With GPT-4, my coding approach has evolved to become predominantly AI-native. As opposed to GPT-3, where I was the primary coder still, GPT-4 positions me as the “architecture maestro,” overseeing the codebase structure, requirements, objectives, testing, and AI management, and GPT-4 does all of the coding.
This workflow can be summarized as:
- Incorporate existing code relevant to my objectives
- Outline desired changes or additions to the code
- Evaluate GPT-4’s output
- Request further modifications or additions
For example, I maintain a home NAS containing over 20 years of family photos, managed by Ruby scripts that leverage rsync for file organization (by year/month/day) and glacier for backups.
This past weekend, I pasted my existing code into GPT-4 sandbox and requested, “pull out the exif data from photos, use that to extract any geo-data, use APIs to determine city/region/country from that, and put all the useful info (camera name, shutter speed, etc) in index.json files in each folder along with the full file path and relevant information in a hash format.”

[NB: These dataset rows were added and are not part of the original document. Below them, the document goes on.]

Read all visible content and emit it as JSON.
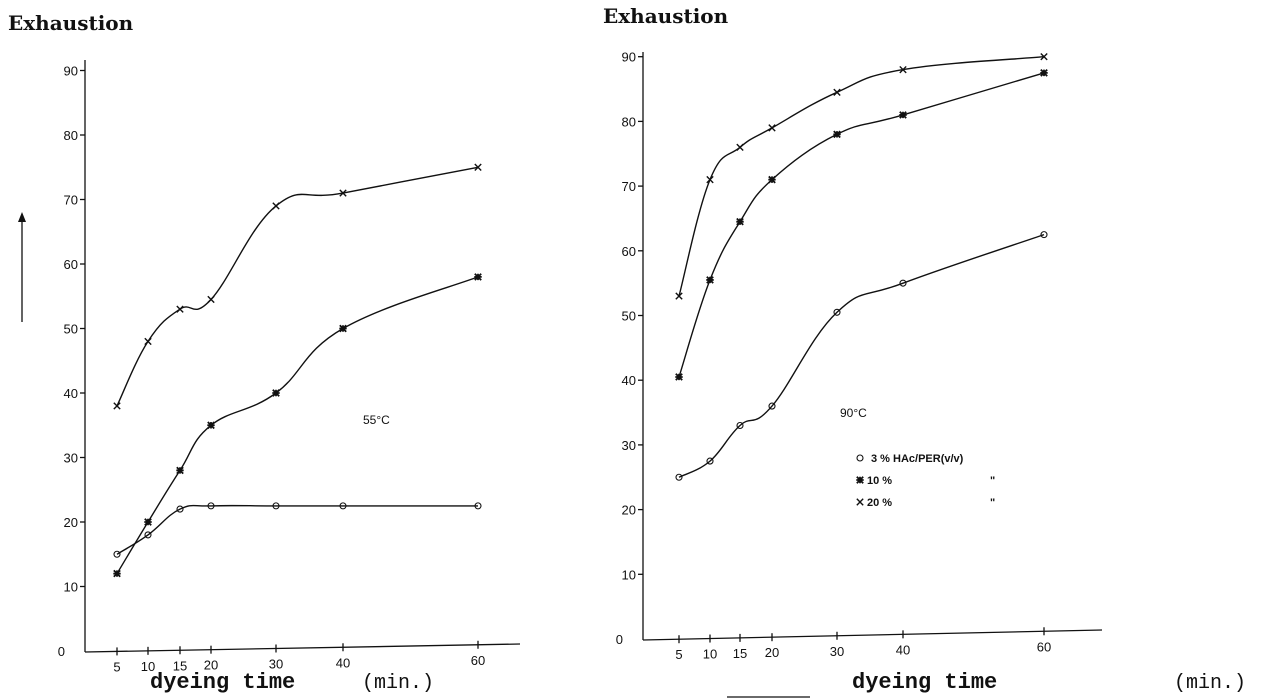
{
  "chart_data": [
    {
      "type": "scatter",
      "title": "",
      "ylabel": "Exhaustion",
      "xlabel": "dyeing time",
      "x_unit": "(min.)",
      "annotation": "55°C",
      "x_ticks": [
        5,
        10,
        15,
        20,
        30,
        40,
        60
      ],
      "y_ticks": [
        10,
        20,
        30,
        40,
        50,
        60,
        70,
        80,
        90
      ],
      "ylim": [
        0,
        95
      ],
      "grid": false,
      "series": [
        {
          "marker": "o",
          "x": [
            5,
            10,
            15,
            20,
            30,
            40,
            60
          ],
          "y": [
            15,
            18,
            22,
            22.5,
            22.5,
            22.5,
            22.5
          ]
        },
        {
          "marker": "*",
          "x": [
            5,
            10,
            15,
            20,
            30,
            40,
            60
          ],
          "y": [
            12,
            20,
            28,
            35,
            40,
            50,
            58
          ]
        },
        {
          "marker": "x",
          "x": [
            5,
            10,
            15,
            20,
            30,
            40,
            60
          ],
          "y": [
            38,
            48,
            53,
            54.5,
            69,
            71,
            75
          ]
        }
      ]
    },
    {
      "type": "scatter",
      "title": "",
      "ylabel": "Exhaustion",
      "xlabel": "dyeing time",
      "x_unit": "(min.)",
      "annotation": "90°C",
      "x_ticks": [
        5,
        10,
        15,
        20,
        30,
        40,
        60
      ],
      "y_ticks": [
        10,
        20,
        30,
        40,
        50,
        60,
        70,
        80,
        90
      ],
      "ylim": [
        0,
        95
      ],
      "grid": false,
      "legend": [
        "3 % HAc/PER(v/v)",
        "10 %",
        "20 %"
      ],
      "legend_ditto": "\"",
      "series": [
        {
          "name": "3 % HAc/PER(v/v)",
          "marker": "o",
          "x": [
            5,
            10,
            15,
            20,
            30,
            40,
            60
          ],
          "y": [
            25,
            27.5,
            33,
            36,
            50.5,
            55,
            62.5
          ]
        },
        {
          "name": "10 %",
          "marker": "*",
          "x": [
            5,
            10,
            15,
            20,
            30,
            40,
            60
          ],
          "y": [
            40.5,
            55.5,
            64.5,
            71,
            78,
            81,
            87.5
          ]
        },
        {
          "name": "20 %",
          "marker": "x",
          "x": [
            5,
            10,
            15,
            20,
            30,
            40,
            60
          ],
          "y": [
            53,
            71,
            76,
            79,
            84.5,
            88,
            90
          ]
        }
      ]
    }
  ]
}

GPT-4 ran for 30 seconds or so. I read through the code and it looked great:
(a) rewrote parts of my existing code to do a better/cleaner job of the basic directory crawling and rsync code
(b) suggested gems for exif and reverse geocode and wrote the code to handle that
(c) added (and documented) code to create the index.json files
I replaced my old code and ran it. Oops, an error with the gem. I pasted that in to the chat. “Looks like you’re using an older version of that gem, try replacing the line of code [x] with [y]”. That fixed the error and everything ran perfectly.
Hmm, “I’d like this to run faster” I thought. “Make it faster”. GPT-4 dutifully pointed out that the IO bound operations could be parallelized, and created a refactor do to that.

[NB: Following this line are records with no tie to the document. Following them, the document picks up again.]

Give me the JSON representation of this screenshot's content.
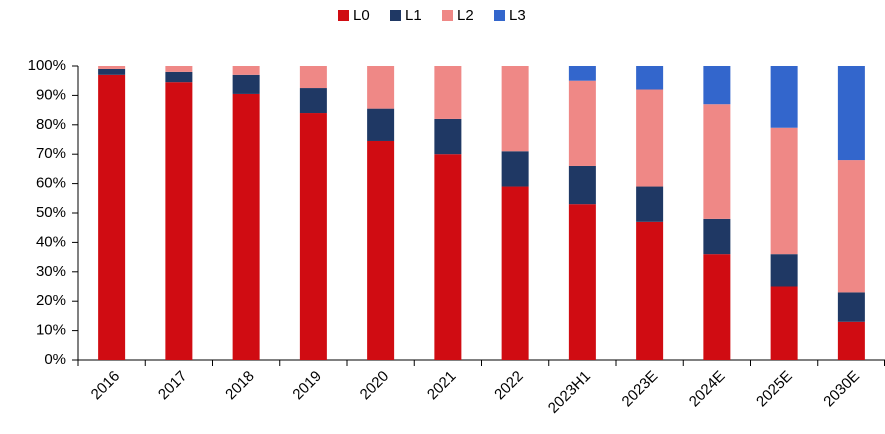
{
  "chart_data": {
    "type": "stacked_bar",
    "categories": [
      "2016",
      "2017",
      "2018",
      "2019",
      "2020",
      "2021",
      "2022",
      "2023H1",
      "2023E",
      "2024E",
      "2025E",
      "2030E"
    ],
    "series": [
      {
        "name": "L0",
        "color": "#d00c12",
        "values": [
          97,
          94.5,
          90.5,
          84,
          74.5,
          70,
          59,
          53,
          47,
          36,
          25,
          13
        ]
      },
      {
        "name": "L1",
        "color": "#1f3864",
        "values": [
          2,
          3.5,
          6.5,
          8.5,
          11,
          12,
          12,
          13,
          12,
          12,
          11,
          10
        ]
      },
      {
        "name": "L2",
        "color": "#ef8886",
        "values": [
          1,
          2,
          3,
          7.5,
          14.5,
          18,
          29,
          29,
          33,
          39,
          43,
          45
        ]
      },
      {
        "name": "L3",
        "color": "#3366cc",
        "values": [
          0,
          0,
          0,
          0,
          0,
          0,
          0,
          5,
          8,
          13,
          21,
          32
        ]
      }
    ],
    "ylim": [
      0,
      100
    ],
    "yticks": [
      {
        "value": 0,
        "label": "0%"
      },
      {
        "value": 10,
        "label": "10%"
      },
      {
        "value": 20,
        "label": "20%"
      },
      {
        "value": 30,
        "label": "30%"
      },
      {
        "value": 40,
        "label": "40%"
      },
      {
        "value": 50,
        "label": "50%"
      },
      {
        "value": 60,
        "label": "60%"
      },
      {
        "value": 70,
        "label": "70%"
      },
      {
        "value": 80,
        "label": "80%"
      },
      {
        "value": 90,
        "label": "90%"
      },
      {
        "value": 100,
        "label": "100%"
      }
    ],
    "legend": "top"
  }
}
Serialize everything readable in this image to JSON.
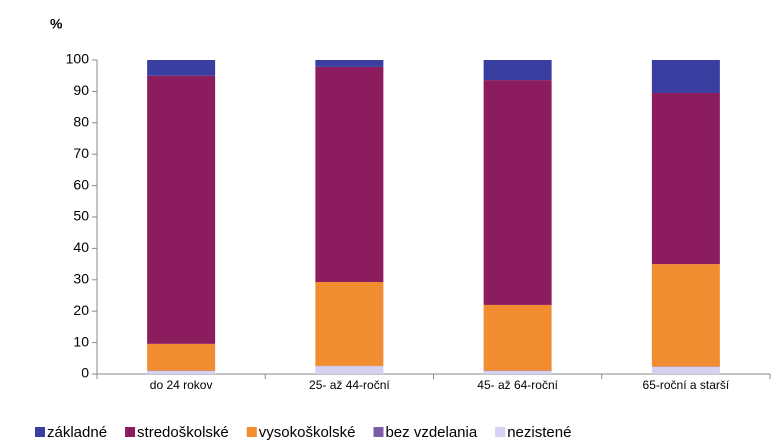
{
  "chart_data": {
    "type": "stacked_bar",
    "y_label": "%",
    "categories": [
      "do 24 rokov",
      "25- až 44-roční",
      "45- až 64-roční",
      "65-roční a starší"
    ],
    "series": [
      {
        "name": "nezistené",
        "color": "#d6d1f0",
        "values": [
          1.0,
          2.5,
          1.0,
          2.3
        ]
      },
      {
        "name": "bez vzdelania",
        "color": "#7b5ea7",
        "values": [
          0.1,
          0.1,
          0.1,
          0.1
        ]
      },
      {
        "name": "vysokoškolské",
        "color": "#f28c30",
        "values": [
          8.5,
          26.7,
          20.9,
          32.6
        ]
      },
      {
        "name": "stredoškolské",
        "color": "#8b1c5e",
        "values": [
          85.4,
          68.5,
          71.6,
          54.5
        ]
      },
      {
        "name": "základné",
        "color": "#3a3ea0",
        "values": [
          5.0,
          2.2,
          6.4,
          10.5
        ]
      }
    ],
    "legend_order": [
      4,
      3,
      2,
      1,
      0
    ],
    "ylim": [
      0,
      100
    ],
    "yticks": [
      0,
      10,
      20,
      30,
      40,
      50,
      60,
      70,
      80,
      90,
      100
    ],
    "grid": false
  }
}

“It should would be great to have a progress bar”. Done. GPT-4 seamlessly integrated one and pointed out that, due to the multi-threading, it would need to use a mutex.
Except for the minor gem version error, GPT-4’s output was flawless and efficient. The entire process took mere minutes, saving me a day’s worth of manual coding.
I’m the architecture maestro and AI will do the coding from now on.